The Problem with Full Search

Even with alpha-beta, deep game trees are intractable. We must cut off search at a depth limit and evaluate the resulting non-terminal states.

function H-MINIMAX(game, state, cutoff-test, eval) returns action
    -- Same as minimax but stops at cutoff and uses eval instead of UTILITY
    -- Replace IS-TERMINAL(state) with cutoff-test(state, depth)
    -- Replace UTILITY(state) with eval(state, player)

Evaluation Functions

An evaluation function maps a non-terminal game state to a numeric estimate of its utility.

Requirements: 1. Terminal states: must agree with UTILITY (exact values) 2. Non-terminal states: must approximate true minimax value 3. Efficiency: must be computable quickly (called millions of times)

Linear Weighted Features (Classic Approach)

EVAL(s) = w₁·f₁(s) + w₂·f₂(s) + ... + wₙ·fₙ(s)
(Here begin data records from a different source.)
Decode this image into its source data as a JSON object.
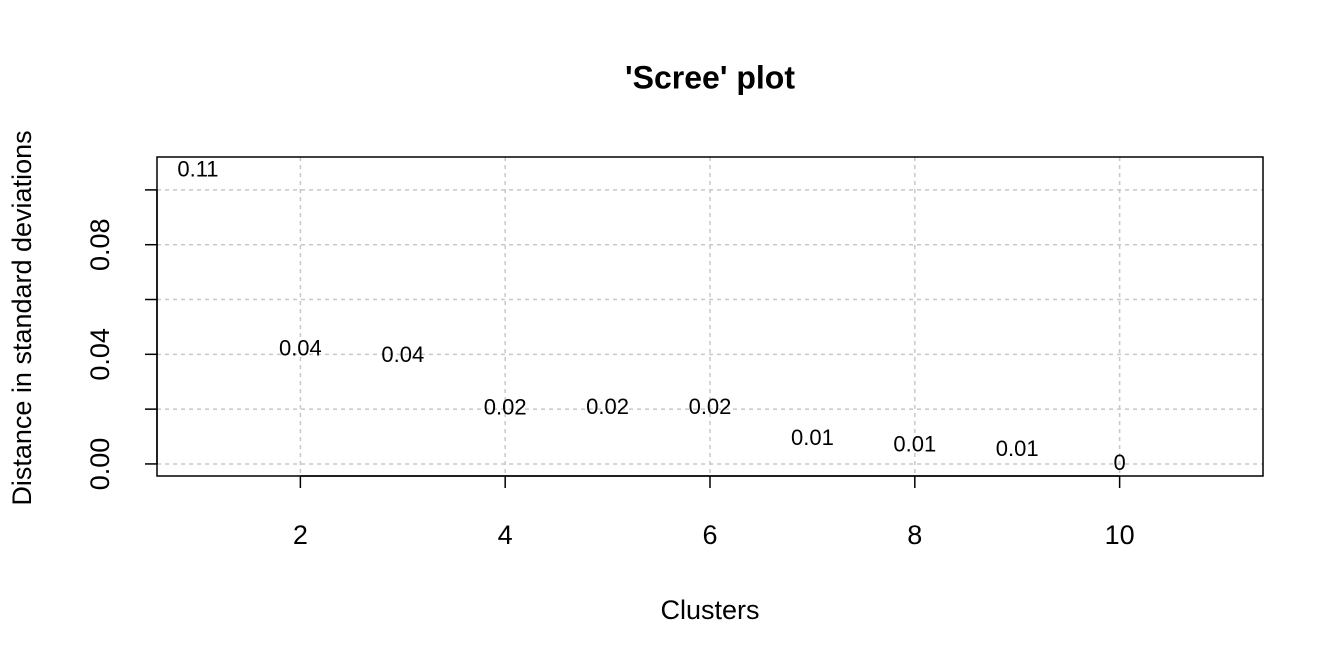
{
  "chart_data": {
    "type": "text-scatter",
    "title": "'Scree' plot",
    "x_label": "Clusters",
    "y_label": "Distance in standard deviations",
    "x": [
      1,
      2,
      3,
      4,
      5,
      6,
      7,
      8,
      9,
      10
    ],
    "values": [
      0.107,
      0.0416,
      0.0394,
      0.0201,
      0.0204,
      0.0204,
      0.0091,
      0.0066,
      0.0051,
      0
    ],
    "value_labels": [
      "0.11",
      "0.04",
      "0.04",
      "0.02",
      "0.02",
      "0.02",
      "0.01",
      "0.01",
      "0.01",
      "0"
    ],
    "color": "#000000",
    "xlim": [
      0.6,
      11.4
    ],
    "ylim": [
      -0.0044,
      0.112
    ],
    "xticks": [
      2,
      4,
      6,
      8,
      10
    ],
    "yticks": [
      {
        "value": 0,
        "label": "0.00"
      },
      {
        "value": 0.02,
        "label": null
      },
      {
        "value": 0.04,
        "label": "0.04"
      },
      {
        "value": 0.06,
        "label": null
      },
      {
        "value": 0.08,
        "label": "0.08"
      },
      {
        "value": 0.1,
        "label": null
      }
    ],
    "grid": true
  }
}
Where fᵢ(s) are features (numeric properties of the state) and wᵢ are weights.

Chess example (Shannon’s material evaluation):

EVAL(s) = 9·(♛MAX - ♛MIN) + 5·(♜MAX - ♜MIN) + 3·(♝MAX + ♞MAX - ♝MIN - ♞MIN) + 1·(♟MAX - ♟MIN) + ...

Piece values: Queen=9, Rook=5, Bishop=Knight=3, Pawn=1.
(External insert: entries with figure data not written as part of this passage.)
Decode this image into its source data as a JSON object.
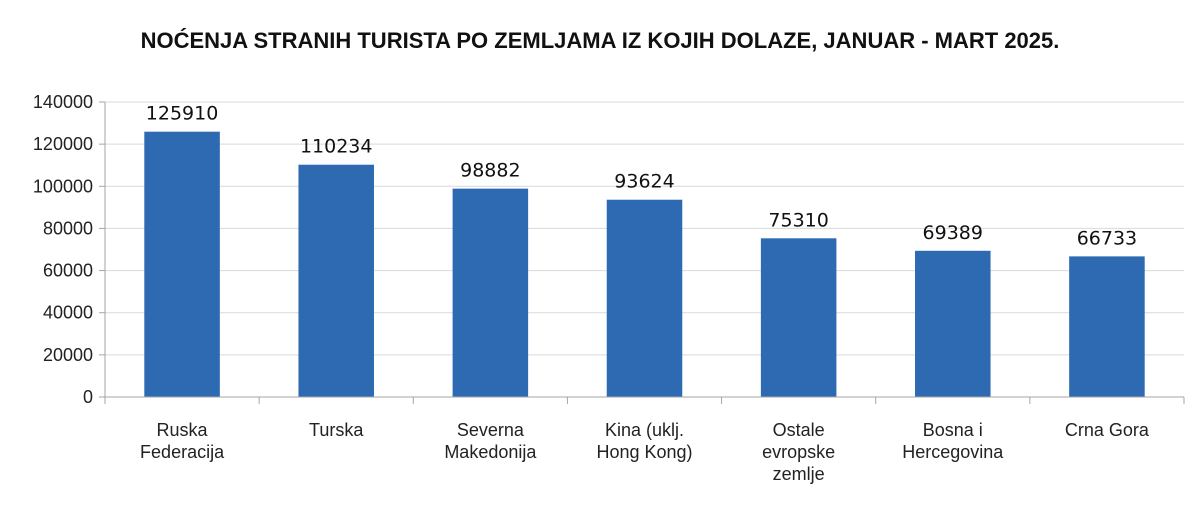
{
  "chart_data": {
    "type": "bar",
    "title": "NOĆENJA STRANIH TURISTA PO ZEMLJAMA IZ KOJIH DOLAZE, JANUAR - MART 2025.",
    "categories": [
      [
        "Ruska",
        "Federacija"
      ],
      [
        "Turska"
      ],
      [
        "Severna",
        "Makedonija"
      ],
      [
        "Kina (uklj.",
        "Hong Kong)"
      ],
      [
        "Ostale",
        "evropske",
        "zemlje"
      ],
      [
        "Bosna i",
        "Hercegovina"
      ],
      [
        "Crna Gora"
      ]
    ],
    "values": [
      125910,
      110234,
      98882,
      93624,
      75310,
      69389,
      66733
    ],
    "data_labels": [
      "125910",
      "110234",
      "98882",
      "93624",
      "75310",
      "69389",
      "66733"
    ],
    "yticks": [
      "0",
      "20000",
      "40000",
      "60000",
      "80000",
      "100000",
      "120000",
      "140000"
    ],
    "ylim": [
      0,
      140000
    ],
    "grid": true,
    "bar_color": "#2E6AB1",
    "grid_color": "#D9D9D9",
    "axis_color": "#A6A6A6"
  }
}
Other features: pawn structure (doubled/isolated pawns), king safety, bishop pairs, rook on open file, control of center squares.

Non-Linear Evaluation

Modern programs use neural networks for evaluation: - Input: board representation (piece positions, 12×8×8 feature planes) - Output: win probability [0,1] - Trained by: self-play (AlphaZero), tablebases, human games

The Horizon Effect

A major failure mode of fixed-depth cutoff search.
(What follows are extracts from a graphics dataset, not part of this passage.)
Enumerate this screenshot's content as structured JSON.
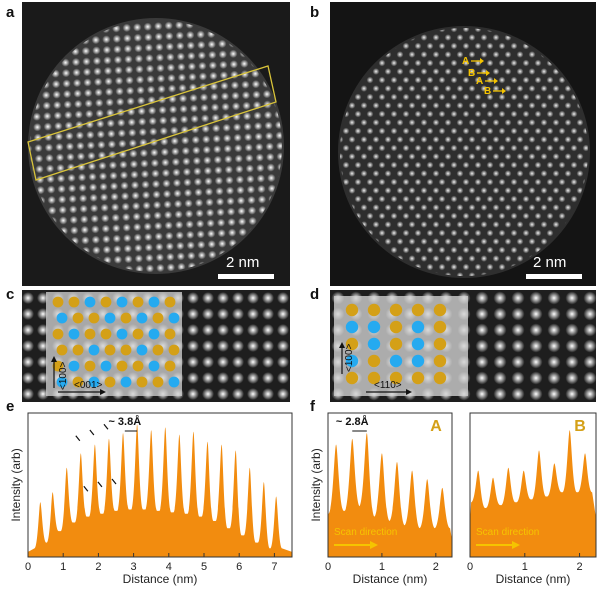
{
  "panels": {
    "a": {
      "label": "a",
      "scale_bar": "2 nm"
    },
    "b": {
      "label": "b",
      "scale_bar": "2 nm",
      "stack_labels": [
        "A",
        "B",
        "A",
        "B"
      ]
    },
    "c": {
      "label": "c",
      "dir_vertical": "<100>",
      "dir_horizontal": "<001>"
    },
    "d": {
      "label": "d",
      "dir_vertical": "<100>",
      "dir_horizontal": "<110>"
    },
    "e": {
      "label": "e",
      "annotation": "~ 3.8Å"
    },
    "f": {
      "label": "f",
      "annotation": "~ 2.8Å",
      "subplot_labels": [
        "A",
        "B"
      ],
      "scan_text": "Scan direction"
    }
  },
  "colors": {
    "gold": "#d4a017",
    "cyan": "#25aaf0",
    "orange": "#f28c0f",
    "scan_arrow": "#f5c400",
    "rect": "#d8c33a"
  },
  "chart_data": [
    {
      "type": "area",
      "panel": "e",
      "xlabel": "Distance (nm)",
      "ylabel": "Intensity (arb)",
      "xlim": [
        0,
        7.5
      ],
      "xticks": [
        0,
        1,
        2,
        3,
        4,
        5,
        6,
        7
      ],
      "peaks_x": [
        0.35,
        0.7,
        1.1,
        1.5,
        1.9,
        2.3,
        2.7,
        3.1,
        3.5,
        3.9,
        4.3,
        4.7,
        5.1,
        5.5,
        5.9,
        6.3,
        6.7,
        7.05
      ],
      "peaks_y": [
        0.38,
        0.45,
        0.62,
        0.72,
        0.78,
        0.82,
        0.86,
        0.92,
        0.88,
        0.9,
        0.85,
        0.87,
        0.8,
        0.78,
        0.74,
        0.62,
        0.52,
        0.42
      ],
      "baseline_y": [
        0.06,
        0.1,
        0.18,
        0.24,
        0.28,
        0.3,
        0.32,
        0.33,
        0.33,
        0.32,
        0.31,
        0.3,
        0.28,
        0.25,
        0.2,
        0.15,
        0.1,
        0.06
      ]
    },
    {
      "type": "area",
      "panel": "f-A",
      "name": "A",
      "xlabel": "Distance (nm)",
      "ylabel": "Intensity (arb)",
      "xlim": [
        0,
        2.3
      ],
      "xticks": [
        0,
        1,
        2
      ],
      "peaks_x": [
        0.15,
        0.45,
        0.72,
        1.0,
        1.28,
        1.56,
        1.84,
        2.12
      ],
      "peaks_y": [
        0.78,
        0.82,
        0.86,
        0.72,
        0.66,
        0.6,
        0.54,
        0.48
      ],
      "valleys_y": [
        0.3,
        0.32,
        0.35,
        0.28,
        0.25,
        0.22,
        0.2
      ]
    },
    {
      "type": "area",
      "panel": "f-B",
      "name": "B",
      "xlabel": "Distance (nm)",
      "xlim": [
        0,
        2.3
      ],
      "xticks": [
        0,
        1,
        2
      ],
      "peaks_x": [
        0.15,
        0.42,
        0.7,
        0.98,
        1.26,
        1.54,
        1.82,
        2.1
      ],
      "peaks_y": [
        0.6,
        0.55,
        0.62,
        0.6,
        0.74,
        0.65,
        0.88,
        0.72
      ],
      "valleys_y": [
        0.38,
        0.34,
        0.36,
        0.38,
        0.4,
        0.42,
        0.45
      ]
    }
  ]
}
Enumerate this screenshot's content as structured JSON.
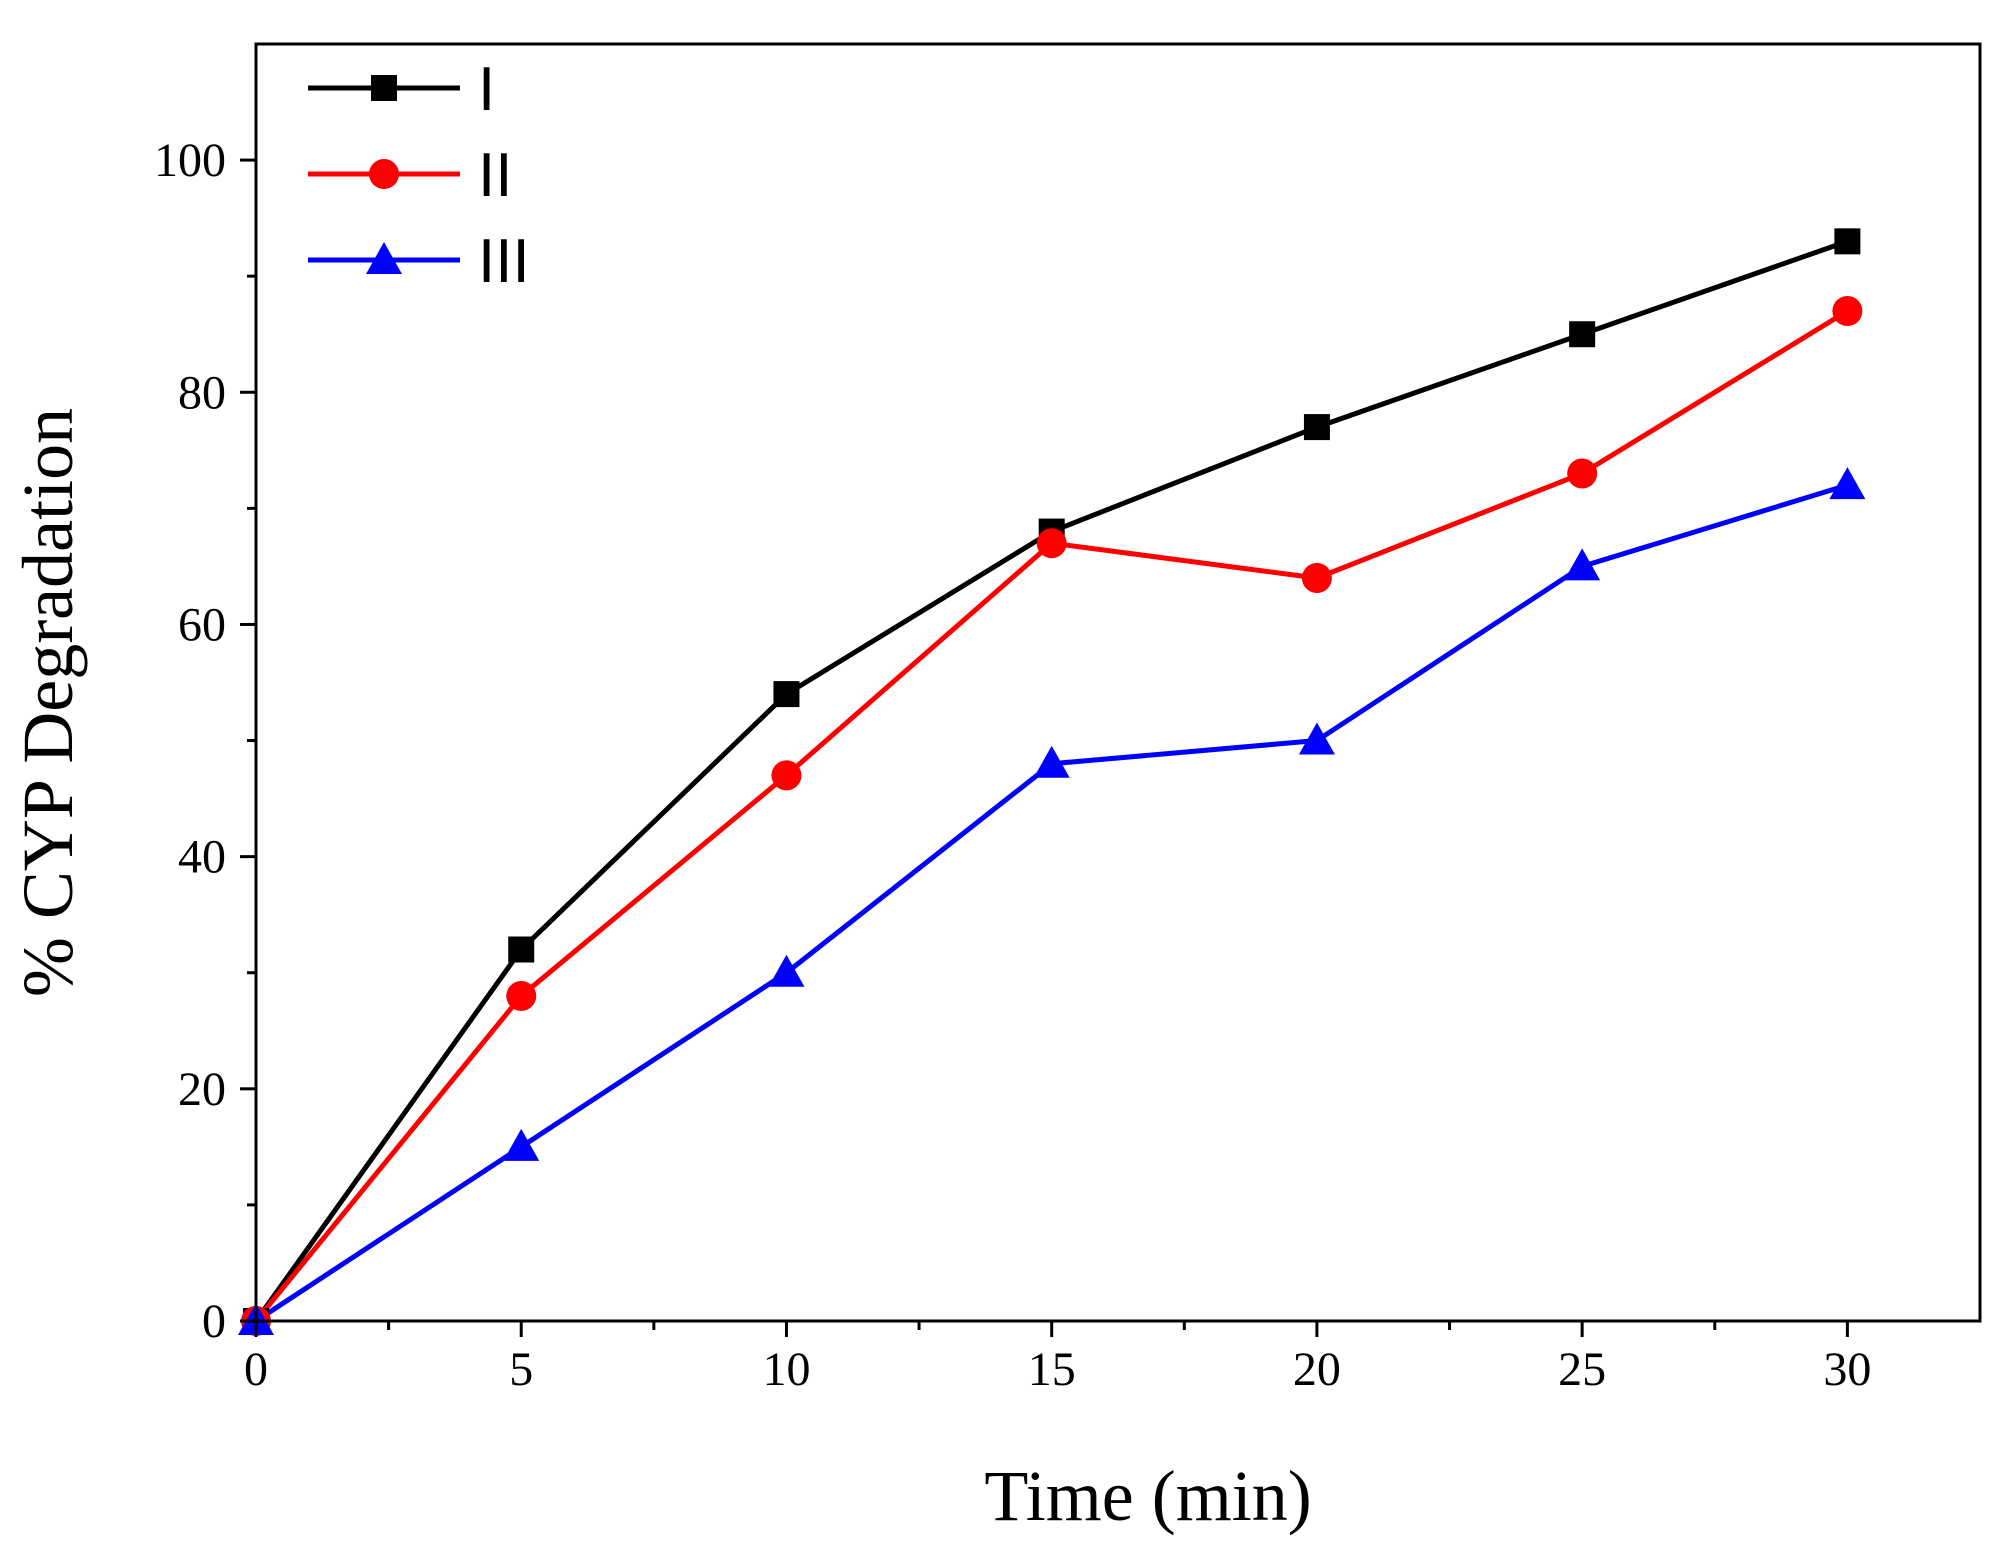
{
  "chart_data": {
    "type": "line",
    "title": "",
    "xlabel": "Time (min)",
    "ylabel": "% CYP Degradation",
    "xlim": [
      0,
      32.5
    ],
    "ylim": [
      0,
      110
    ],
    "x_ticks": [
      0,
      5,
      10,
      15,
      20,
      25,
      30
    ],
    "x_tick_labels": [
      "0",
      "5",
      "10",
      "15",
      "20",
      "25",
      "30"
    ],
    "y_ticks": [
      0,
      20,
      40,
      60,
      80,
      100
    ],
    "y_tick_labels": [
      "0",
      "20",
      "40",
      "60",
      "80",
      "100"
    ],
    "legend_position": "top-left",
    "x": [
      0,
      5,
      10,
      15,
      20,
      25,
      30
    ],
    "series": [
      {
        "name": "I",
        "marker": "square",
        "color": "#000000",
        "values": [
          0,
          32,
          54,
          68,
          77,
          85,
          93
        ]
      },
      {
        "name": "II",
        "marker": "circle",
        "color": "#ff0000",
        "values": [
          0,
          28,
          47,
          67,
          64,
          73,
          87
        ]
      },
      {
        "name": "III",
        "marker": "triangle",
        "color": "#0000ff",
        "values": [
          0,
          15,
          30,
          48,
          50,
          65,
          72
        ]
      }
    ]
  }
}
Problem: catastrophic events happen just beyond the search horizon.

Example: A pawn is about to queen on move d+1 (just outside depth d). The program doesn’t see it. It evaluates the position as good for MAX, plays, and loses the queen next move.

Mitigation: 1. Quiescence search: extend search until “quiet” position (no captures, no checks). Avoids cutting off in the middle of a tactical sequence. 2. Singular extension: if one move is clearly better than all others, extend that branch.

Quiescence Search

function QUIESCENCE(state, α, β)
    stand_pat ← eval(state)
    if stand_pat ≥ β then return β
    α ← max(α, stand_pat)
    for each capture/check move a do
        score ← -QUIESCENCE(RESULT(state, a), -β, -α)
        if score ≥ β then return β
        α ← max(α, score)
    return α

Cutoff Criteria

When to stop the search and apply the eval function?

Fixed depth: simple, predictable time
Time budget: search until clock runs out (iterative deepening)
Quiescent position: only stop when position is “stable”
Beam thresholding: only explore nodes within beam of best

Learning Evaluation Functions

Instead of hand-crafting features and weights, learn them:

Self-play: play many games, use outcomes (win/loss/draw) as training signal
Temporal difference learning: update weights based on prediction error (Samuel’s checkers, 1959 — one of the first ML programs)

EVAL(s) targets the value of EVAL(root of minimax tree from s)
Error = EVAL(s) - (one-step minimax value of s)
Update weights to reduce error

TD-Gammon (backgammon, 1992): learned to world-class level purely from self-play. AlphaZero: neural EVAL trained purely from self-play, no human features.

Properties Summary

Component	Role
Depth limit	Controls time budget
Eval function	Approximates utility at cutoff
Quiescence search	Extends past tactical sequences
Move ordering	Improves α-β pruning effectiveness
Transposition table	Avoids re-evaluating seen positions

Connection to RL

Heuristic evaluation = value function in RL. Learning eval functions by self-play = temporal difference learning (TD(λ)).

AlphaZero: policy + value network trained by TD from self-play → directly unifies game-playing and RL value estimation.

For DynamICCL: the RL value function approximating expected future NCCL throughput plays the same role as a heuristic eval — estimates long-term reward from current state.